- Directed by: William Beaudine
- Screenplay by: Scott Darling
- Based on: Kidnapped 1886 novel by Robert Louis Stevenson
- Produced by: Lindsley Parsons Roddy McDowall
- Starring: Roddy McDowall Sue England Dan O'Herlihy
- Cinematography: William A. Sickner
- Edited by: Ace Herman
- Music by: Edward J. Kay Dave Torbett
- Production company: Lindsley Parsons Picture Corporation
- Distributed by: Monogram Pictures
- Release date: November 28, 1948;
- Running time: 81 minutes
- Country: United States
- Language: English

= Kidnapped (1948 film) =

1948 film by William Beaudine

Kidnapped is a 1948 American historical adventure film directed by William Beaudine and starring Roddy McDowall, Sue England and Dan O'Herlihy. It is based on the 1886 novel of the same name by Robert Louis Stevenson. The former child star McDowall plays David Balfour in the story about a young man cheated out of his birthright by his wicked, covetous uncle Ebenezer (Houseley Stevenson).

==Plot==
Scotland, 1751: At a stately manor near Edinburgh, the young David Balfour arrives with a sealed letter from his recently deceased father for Ebenezer, his uncle. It is meant to be delivered to a family lawyer to introduce David as the rightful heir to the property.

After slyly trying to kill his previously unknown nephew but failing, Ebenezer conspires with a sea captain, Hoseason, to take the boy hostage and sell him into slavery. A prisoner aboard ship, David soon meets Alan Breck, who, in need of rescue, now finds himself in danger of Hoseason stealing his gold and perhaps murdering him as well. David's quick intervention saves his life.
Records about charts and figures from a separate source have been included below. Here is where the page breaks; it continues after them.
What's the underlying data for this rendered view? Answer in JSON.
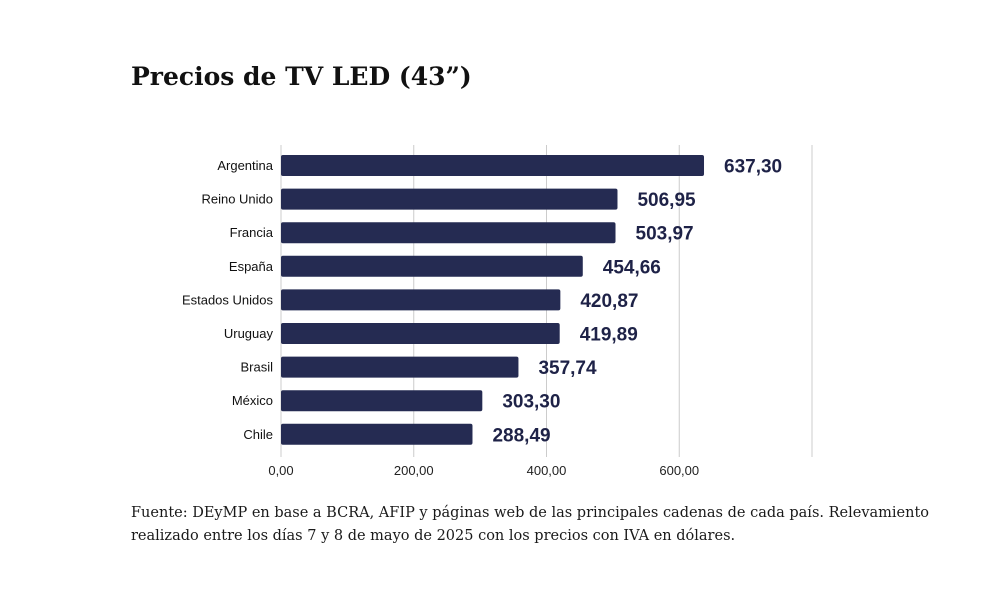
{
  "title": "Precios de TV LED (43”)",
  "footnote": {
    "line1": "Fuente: DEyMP en base a BCRA, AFIP y páginas web de las principales cadenas de cada país. Relevamiento",
    "line2": "realizado entre los días 7 y 8 de mayo de 2025 con los precios con IVA en dólares."
  },
  "colors": {
    "bar": "#252b52",
    "value_label": "#1e2247",
    "grid": "#cccccc"
  },
  "chart_data": {
    "type": "bar",
    "orientation": "horizontal",
    "title": "Precios de TV LED (43”)",
    "xlabel": "",
    "ylabel": "",
    "categories": [
      "Argentina",
      "Reino Unido",
      "Francia",
      "España",
      "Estados Unidos",
      "Uruguay",
      "Brasil",
      "México",
      "Chile"
    ],
    "values": [
      637.3,
      506.95,
      503.97,
      454.66,
      420.87,
      419.89,
      357.74,
      303.3,
      288.49
    ],
    "value_labels": [
      "637,30",
      "506,95",
      "503,97",
      "454,66",
      "420,87",
      "419,89",
      "357,74",
      "303,30",
      "288,49"
    ],
    "xlim": [
      0,
      800
    ],
    "x_ticks": [
      0,
      200,
      400,
      600
    ],
    "x_tick_labels": [
      "0,00",
      "200,00",
      "400,00",
      "600,00"
    ],
    "grid": true,
    "legend": "none"
  }
}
Washed up ashore after a storm, David is hidden by an innkeeper's daughter, Aileen, then begins a long and arduous journey home. With the help of Alan, he is able to coerce a confession about the kidnapping from his uncle that is overheard by the lawyer, who now knows David to be the proper heir. Hoseason, feeling betrayed, tries to kill Ebenezer in a sword fight, resulting in the deaths of both.

==Cast==

| Actor | Role |
|---|---|
| Roddy McDowall | David Balfour |
| Sue England | Aileen Fairlie |
| Dan O'Herlihy | Alan Breck |
| Roland Winters | Capt. Hoseason |
| Jeff Corey | Shuan |
| Houseley Stevenson | Ebenezer |
| Erskine Sanford | Rankeillor |
| Alex Frazer | Hugh Fairlie |
| Winifriede McDowall | Innkeeper's Wife |
| Robert J. Anderson | Ransome |
| Janet Murdoch | Janet Clouston |
| Olaf Hytten | The Red Fox |
| Erville Alderson | Mungo |
| Mary Gordon | Scotswoman |
| Hugh O'Brian | Sailor |
| Eric Wilton | Rankeillor's Secretary |
| Jimmie Dodd | Scottish Sailor |

==Production==
McDowall performed a radio version of the novel in 1946 with Douglas Fairbanks Jr.

In 1948 McDowall was making a series of films for Monogram Pictures on which McDowall would star and executive produce. They selected Kidnapped. Dan O'Herlihy, who had just appeared in Orson Welles' Macbeth was signed to play Alan Breck. Filming started on Santa Catalina in May 1948. The film unit used James Cagney's yacht, the Swift. Studio work took place at Nassour Studios.

Monogram considered making a sequel, David Balfour, also starring McDowall. It was meant to follow Tuna Clipper, the next McDowall-Parsons-Monogram film. However this did not eventuate.